Now you created these word clouds, try the following:

  • Change "Dark2" to "Accent" or "Pastel1"
  • Change min.freq = 20 to a different value

8 Sentiment analysis

These word cloud may look nice, they don't give us much information about how positive tweets about president Trump were before and after the attack in New York. To get an idea of this we could do a sentiment analysis.

The idea of the sentiment analysis is that we calculate for each tweet a positivity score based on valence words that are used in a tweet. The text files provided for this course are two lists: one with positive words, and one with negative words. These are based on the work of Hu and Liu (2004)

#Load sentiment words

words_pos <- scan(
  "S03D04-Data-Positive-Words.txt",
  what = "character",
  comment.char = ";"
)

words_neg <- scan(
  "S03D05-Data-Negative-Words.txt",
  what = "character",
  comment.char = ";"
)

We created another function twitter_score_sentiment for you that compares these value words to the text of each tweet to these lists. For each positive word the message gets a +1 and for each negative word the messages gets a -1. Negative scores thus mean that the message is using more negative than positive words. A score of zero means that the message is neutral, either because it doesn't contain valence words or because it contains an equal amount of negative and positive words. And a positive score means that the message is using more positive than negative words.
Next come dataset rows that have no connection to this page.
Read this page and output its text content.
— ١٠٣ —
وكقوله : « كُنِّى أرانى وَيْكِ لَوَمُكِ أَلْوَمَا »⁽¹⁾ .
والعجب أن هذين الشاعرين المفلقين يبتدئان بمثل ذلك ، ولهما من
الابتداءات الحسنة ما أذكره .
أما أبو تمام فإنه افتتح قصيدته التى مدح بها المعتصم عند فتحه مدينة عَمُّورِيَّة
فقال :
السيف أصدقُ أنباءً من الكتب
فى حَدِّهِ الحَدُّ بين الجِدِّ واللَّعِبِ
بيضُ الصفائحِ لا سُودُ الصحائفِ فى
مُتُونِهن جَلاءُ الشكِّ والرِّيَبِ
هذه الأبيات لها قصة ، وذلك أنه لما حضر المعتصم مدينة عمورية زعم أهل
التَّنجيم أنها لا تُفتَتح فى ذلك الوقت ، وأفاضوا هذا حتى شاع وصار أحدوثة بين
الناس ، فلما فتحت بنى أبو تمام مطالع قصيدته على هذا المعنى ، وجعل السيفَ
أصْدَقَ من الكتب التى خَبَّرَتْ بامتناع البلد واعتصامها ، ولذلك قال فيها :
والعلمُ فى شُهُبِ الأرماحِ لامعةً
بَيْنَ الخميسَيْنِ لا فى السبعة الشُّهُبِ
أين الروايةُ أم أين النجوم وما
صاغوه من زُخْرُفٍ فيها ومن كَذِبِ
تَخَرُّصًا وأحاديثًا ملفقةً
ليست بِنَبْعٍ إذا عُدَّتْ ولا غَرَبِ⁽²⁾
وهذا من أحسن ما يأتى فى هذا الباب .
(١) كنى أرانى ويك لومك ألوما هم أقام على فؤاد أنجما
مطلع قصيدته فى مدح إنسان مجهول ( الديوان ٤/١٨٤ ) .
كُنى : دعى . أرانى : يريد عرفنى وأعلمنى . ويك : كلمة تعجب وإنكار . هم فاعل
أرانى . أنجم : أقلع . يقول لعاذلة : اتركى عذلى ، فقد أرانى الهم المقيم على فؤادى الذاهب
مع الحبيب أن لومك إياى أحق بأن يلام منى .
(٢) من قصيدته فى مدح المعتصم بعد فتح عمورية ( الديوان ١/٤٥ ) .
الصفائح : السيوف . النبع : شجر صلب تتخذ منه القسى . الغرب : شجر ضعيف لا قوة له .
Run the following code to calculate overall sentiment scores for the two lists of tweets we downloaded for this assignment. First load this function based on the work from Jeffrey Breen

Using the twitter_score_sentiment function we can calculate the sentiment scores for the tweets before and after the attack separately.

#Calculate sentiment score

nyc_pre_score <- twitter_score_sentiment(
  nyc_pre_df$text, words_pos, words_neg, .progress = "text"
)

nyc_post_score <- twitter_score_sentiment(
  nyc_post_df$text, words_pos, words_neg, .progress = "text"
)

Finally we can inspect the sentiment scores. So which tweets were more positive? Those before or after the attack?

#Inspect sentiment scores

describe(nyc_pre_score$score)
##    vars    n mean   sd median trimmed  mad min max range  skew kurtosis
## X1    1 1500 0.28 1.38      0    0.34 1.48  -7   4    11 -1.58     7.26
##      se
## X1 0.04
describe(nyc_post_score$score)
##    vars    n mean   sd median trimmed  mad min max range  skew kurtosis
## X1    1 1500 0.39 1.28      0    0.42 1.48  -5   5    10 -0.16     0.69
##      se
## X1 0.03

9 Back to you!

This concludes the copy-paste part of this tutorial. Now think about a topic and a research question you'd like to answer using twitter data. Try to adapt the code in such a way that you can download and analyze the data so that you can answer your research question.

Three students will be randomly selected to present their findings at the end of the lecture.